Last week, the Deep End suggested that the more rightwing that some rightwingers get, the more they behave like a bunch of lefties.
The theory appears to be confirmed by Dan Hannan, who hasn’t just been reading the Morning Star, but also quotes it with approval on his Telegraph blog. But, don’t worry, there is method in this apparent madness – specifically, in noting agreement between right and left that the Eurozone is bad for ordinary people:
- “You don’t have to be a Marxist to see that the Marxist critique of the EU – that it’s an intrinsically oppressive system, taking from the many to give to the few – is accurate. Sooner or later, the revolution will come.”
For the avoidance of doubt, the ‘revolution’ that Mr Hannan is hoping for is a referendum on British membership of the EU.
He also finds common cause with the left when it comes to bail-outs for bankers:
- “When the credit crunch hit in 2008, governments around the world turned to the one set of people who, by definition, couldn’t give them disinterested advice, namely bankers. Predictably enough, the bankers solemnly assured the ministers that, unless they received colossal sums, the entire economy would collapse. I’m sure that if governments contracted out their policy on subsidising bakeries to bakers, they would also be told that handouts were vital. The bakers might even half-believe it themselves. But they would be wrong, just as the bankers were wrong.”

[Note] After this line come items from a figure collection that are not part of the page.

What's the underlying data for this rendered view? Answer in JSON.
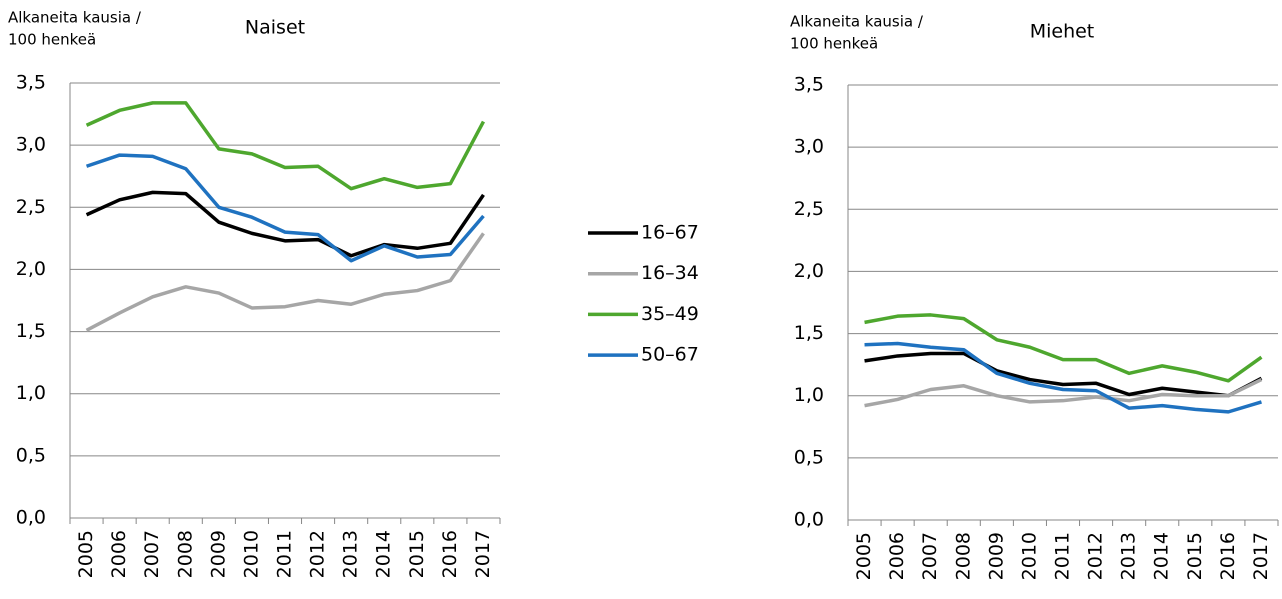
{
  "chart_data": [
    {
      "type": "line",
      "title": "Naiset",
      "ylabel": [
        "Alkaneita kausia /",
        "100 henkeä"
      ],
      "categories": [
        "2005",
        "2006",
        "2007",
        "2008",
        "2009",
        "2010",
        "2011",
        "2012",
        "2013",
        "2014",
        "2015",
        "2016",
        "2017"
      ],
      "ylim": [
        0,
        3.5
      ],
      "yticks": [
        {
          "value": 0,
          "label": "0,0"
        },
        {
          "value": 0.5,
          "label": "0,5"
        },
        {
          "value": 1,
          "label": "1,0"
        },
        {
          "value": 1.5,
          "label": "1,5"
        },
        {
          "value": 2,
          "label": "2,0"
        },
        {
          "value": 2.5,
          "label": "2,5"
        },
        {
          "value": 3,
          "label": "3,0"
        },
        {
          "value": 3.5,
          "label": "3,5"
        }
      ],
      "grid": true,
      "series": [
        {
          "name": "16–67",
          "color": "#000000",
          "values": [
            2.44,
            2.56,
            2.62,
            2.61,
            2.38,
            2.29,
            2.23,
            2.24,
            2.11,
            2.2,
            2.17,
            2.21,
            2.6
          ]
        },
        {
          "name": "16–34",
          "color": "#a6a6a6",
          "values": [
            1.51,
            1.65,
            1.78,
            1.86,
            1.81,
            1.69,
            1.7,
            1.75,
            1.72,
            1.8,
            1.83,
            1.91,
            2.29
          ]
        },
        {
          "name": "35–49",
          "color": "#4ea72e",
          "values": [
            3.16,
            3.28,
            3.34,
            3.34,
            2.97,
            2.93,
            2.82,
            2.83,
            2.65,
            2.73,
            2.66,
            2.69,
            3.19
          ]
        },
        {
          "name": "50–67",
          "color": "#1f72c0",
          "values": [
            2.83,
            2.92,
            2.91,
            2.81,
            2.5,
            2.42,
            2.3,
            2.28,
            2.07,
            2.19,
            2.1,
            2.12,
            2.43
          ]
        }
      ]
    },
    {
      "type": "line",
      "title": "Miehet",
      "ylabel": [
        "Alkaneita kausia /",
        "100 henkeä"
      ],
      "categories": [
        "2005",
        "2006",
        "2007",
        "2008",
        "2009",
        "2010",
        "2011",
        "2012",
        "2013",
        "2014",
        "2015",
        "2016",
        "2017"
      ],
      "ylim": [
        0,
        3.5
      ],
      "yticks": [
        {
          "value": 0,
          "label": "0,0"
        },
        {
          "value": 0.5,
          "label": "0,5"
        },
        {
          "value": 1,
          "label": "1,0"
        },
        {
          "value": 1.5,
          "label": "1,5"
        },
        {
          "value": 2,
          "label": "2,0"
        },
        {
          "value": 2.5,
          "label": "2,5"
        },
        {
          "value": 3,
          "label": "3,0"
        },
        {
          "value": 3.5,
          "label": "3,5"
        }
      ],
      "grid": true,
      "series": [
        {
          "color": "#000000",
          "values": [
            1.28,
            1.32,
            1.34,
            1.34,
            1.2,
            1.13,
            1.09,
            1.1,
            1.01,
            1.06,
            1.03,
            1.0,
            1.14
          ]
        },
        {
          "color": "#a6a6a6",
          "values": [
            0.92,
            0.97,
            1.05,
            1.08,
            1.0,
            0.95,
            0.96,
            0.99,
            0.96,
            1.01,
            1.0,
            1.0,
            1.13
          ]
        },
        {
          "color": "#4ea72e",
          "values": [
            1.59,
            1.64,
            1.65,
            1.62,
            1.45,
            1.39,
            1.29,
            1.29,
            1.18,
            1.24,
            1.19,
            1.12,
            1.31
          ]
        },
        {
          "color": "#1f72c0",
          "values": [
            1.41,
            1.42,
            1.39,
            1.37,
            1.18,
            1.1,
            1.05,
            1.04,
            0.9,
            0.92,
            0.89,
            0.87,
            0.95
          ]
        }
      ]
    }
  ]
}
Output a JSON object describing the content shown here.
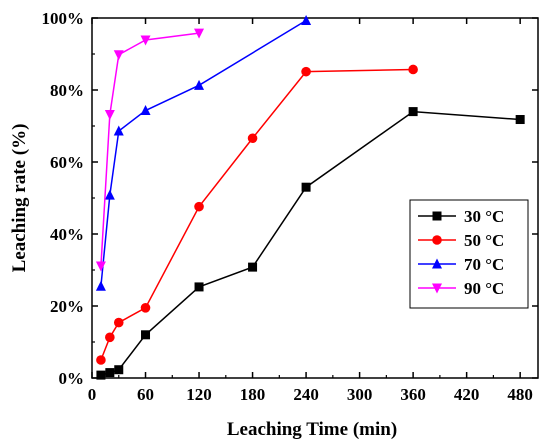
{
  "chart_data": {
    "type": "line",
    "xlabel": "Leaching Time (min)",
    "ylabel": "Leaching rate (%)",
    "xlim": [
      0,
      500
    ],
    "ylim": [
      0,
      100
    ],
    "xticks": [
      0,
      60,
      120,
      180,
      240,
      300,
      360,
      420,
      480
    ],
    "yticks": [
      0,
      20,
      40,
      60,
      80,
      100
    ],
    "ytick_labels": [
      "0%",
      "20%",
      "40%",
      "60%",
      "80%",
      "100%"
    ],
    "xtick_labels": [
      "0",
      "60",
      "120",
      "180",
      "240",
      "300",
      "360",
      "420",
      "480"
    ],
    "grid": false,
    "legend_position": "right",
    "series": [
      {
        "name": "30 °C",
        "color": "#000000",
        "marker": "square",
        "x": [
          10,
          20,
          30,
          60,
          120,
          180,
          240,
          360,
          480
        ],
        "y": [
          0.8,
          1.5,
          2.3,
          12,
          25.3,
          30.8,
          53,
          74,
          71.8
        ]
      },
      {
        "name": "50 °C",
        "color": "#ff0000",
        "marker": "circle",
        "x": [
          10,
          20,
          30,
          60,
          120,
          180,
          240,
          360
        ],
        "y": [
          5,
          11.3,
          15.4,
          19.5,
          47.6,
          66.6,
          85.1,
          85.7
        ]
      },
      {
        "name": "70 °C",
        "color": "#0000ff",
        "marker": "triangle-up",
        "x": [
          10,
          20,
          30,
          60,
          120,
          240
        ],
        "y": [
          25.5,
          50.8,
          68.6,
          74.3,
          81.3,
          99.3
        ]
      },
      {
        "name": "90 °C",
        "color": "#ff00ff",
        "marker": "triangle-down",
        "x": [
          10,
          20,
          30,
          60,
          120
        ],
        "y": [
          31.1,
          73.2,
          89.8,
          93.9,
          95.8
        ]
      }
    ]
  }
}
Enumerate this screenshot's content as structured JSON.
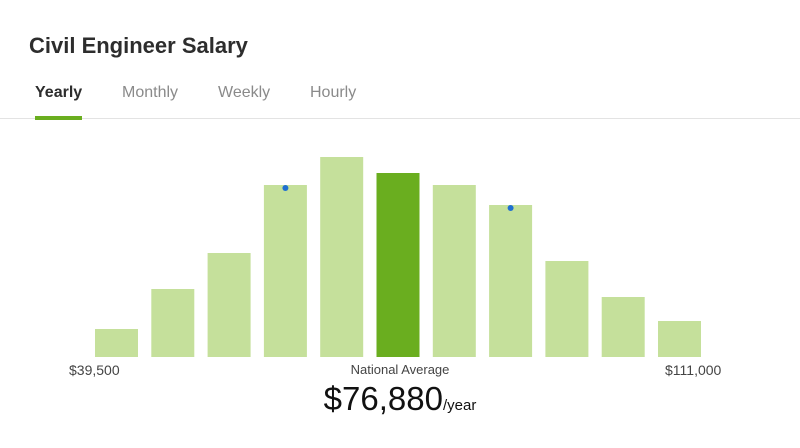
{
  "title": "Civil Engineer Salary",
  "tabs": [
    {
      "label": "Yearly",
      "active": true
    },
    {
      "label": "Monthly",
      "active": false
    },
    {
      "label": "Weekly",
      "active": false
    },
    {
      "label": "Hourly",
      "active": false
    }
  ],
  "colors": {
    "bar": "#c5e09b",
    "bar_highlight": "#6aae1f",
    "marker": "#1f6fd1",
    "tab_indicator": "#6aae1f"
  },
  "chart_data": {
    "type": "bar",
    "values": [
      7,
      17,
      26,
      43,
      50,
      46,
      43,
      38,
      24,
      15,
      9
    ],
    "highlight_index": 5,
    "marker_indices": [
      3,
      7
    ],
    "ylim": [
      0,
      55
    ],
    "min_label": "$39,500",
    "max_label": "$111,000"
  },
  "summary": {
    "caption": "National Average",
    "amount": "$76,880",
    "unit": "/year"
  }
}
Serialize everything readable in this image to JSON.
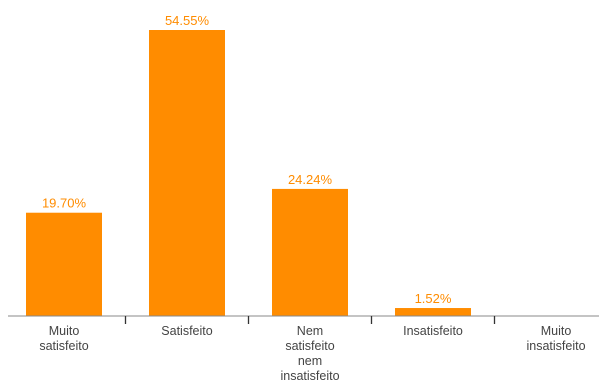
{
  "chart_data": {
    "type": "bar",
    "categories": [
      [
        "Muito",
        "satisfeito"
      ],
      [
        "Satisfeito"
      ],
      [
        "Nem",
        "satisfeito",
        "nem",
        "insatisfeito"
      ],
      [
        "Insatisfeito"
      ],
      [
        "Muito",
        "insatisfeito"
      ]
    ],
    "values": [
      19.7,
      54.55,
      24.24,
      1.52,
      0
    ],
    "data_labels": [
      "19.70%",
      "54.55%",
      "24.24%",
      "1.52%",
      ""
    ],
    "title": "",
    "xlabel": "",
    "ylabel": "",
    "ylim": [
      0,
      54.55
    ],
    "grid": false,
    "colors": {
      "bar": "#ff8c00",
      "label": "#ff8c00",
      "axis": "#888888",
      "tick": "#333333",
      "text": "#444444"
    }
  }
}
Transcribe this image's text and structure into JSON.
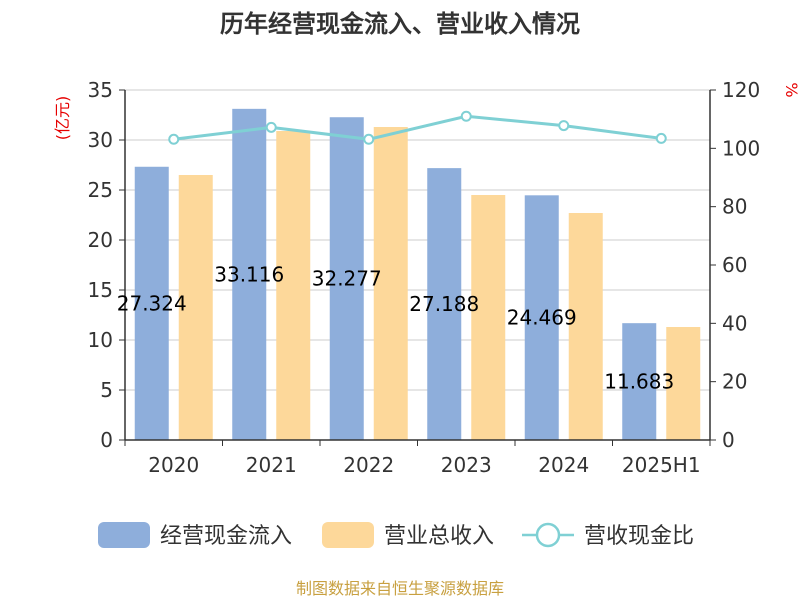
{
  "chart_data": {
    "type": "bar",
    "title": "历年经营现金流入、营业收入情况",
    "categories": [
      "2020",
      "2021",
      "2022",
      "2023",
      "2024",
      "2025H1"
    ],
    "series": [
      {
        "name": "经营现金流入",
        "type": "bar",
        "axis": "left",
        "color": "#8eaedb",
        "values": [
          27.324,
          33.116,
          32.277,
          27.188,
          24.469,
          11.683
        ],
        "labels": [
          "27.324",
          "33.116",
          "32.277",
          "27.188",
          "24.469",
          "11.683"
        ]
      },
      {
        "name": "营业总收入",
        "type": "bar",
        "axis": "left",
        "color": "#fdd89a",
        "values": [
          26.5,
          30.9,
          31.3,
          24.5,
          22.7,
          11.3
        ]
      },
      {
        "name": "营收现金比",
        "type": "line",
        "axis": "right",
        "color": "#7fd0d4",
        "values": [
          103.1,
          107.2,
          103.1,
          111.0,
          107.8,
          103.4
        ]
      }
    ],
    "y_left": {
      "label": "(亿元)",
      "min": 0,
      "max": 35,
      "step": 5
    },
    "y_right": {
      "label": "%",
      "min": 0,
      "max": 120,
      "step": 20
    },
    "grid": true,
    "legend_position": "bottom"
  },
  "source": "制图数据来自恒生聚源数据库"
}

Hannan claims that the example of Iceland is proof of his argument, in that the Icelandic state was far too small to take on the liabilities of the Icelandic banks, but that the Icelandic economy has nevertheless come through the crisis in “healthier shape than many Eurozone economies”.
Even if one doubts whether a general collapse of the banking system in America and Europe would have been as inconsequential as the fall of the Icelandic banks, Hannan is surely right to highlight the injustice of the bail-outs:
- “Britain, the United States and other Western countries gave unprecedented sums of money to their banks. We know where the money came from but, three years on, we have little notion of where it went, or who has it now.”
Even if, for the sake of stability, we were right to bail-out the banks, one has to ask whether our leaders exacted a sufficient price from the bankers on our behalf. After all, what would the banks have had to pay if they had turned to the private sector for their rescue money?
According to Andrew Haldane of the Bank of England, the public subsidy provided to the banks is gargantuan:
- “For the global banking system, it may currently amount to as much as several hundreds of billions of dollars each year. By comparison, that is multiples of the global aid budget. For UK banks, the subsidy amounts to tens of billions of pound each year. That too is multiples of the overseas development budget. These are extraordinarily large, and peculiarly-directed, government transfers to one sector.”
Dan Hannan believes that the Eurozone bail-outs are as unjust as the banking bail-outs – yet there is a difference: In regard to Europe there is at least the possibility of a referendum. One day soon we may get to give our verdict on the EU, but will we ever get to give our verdict on the banks?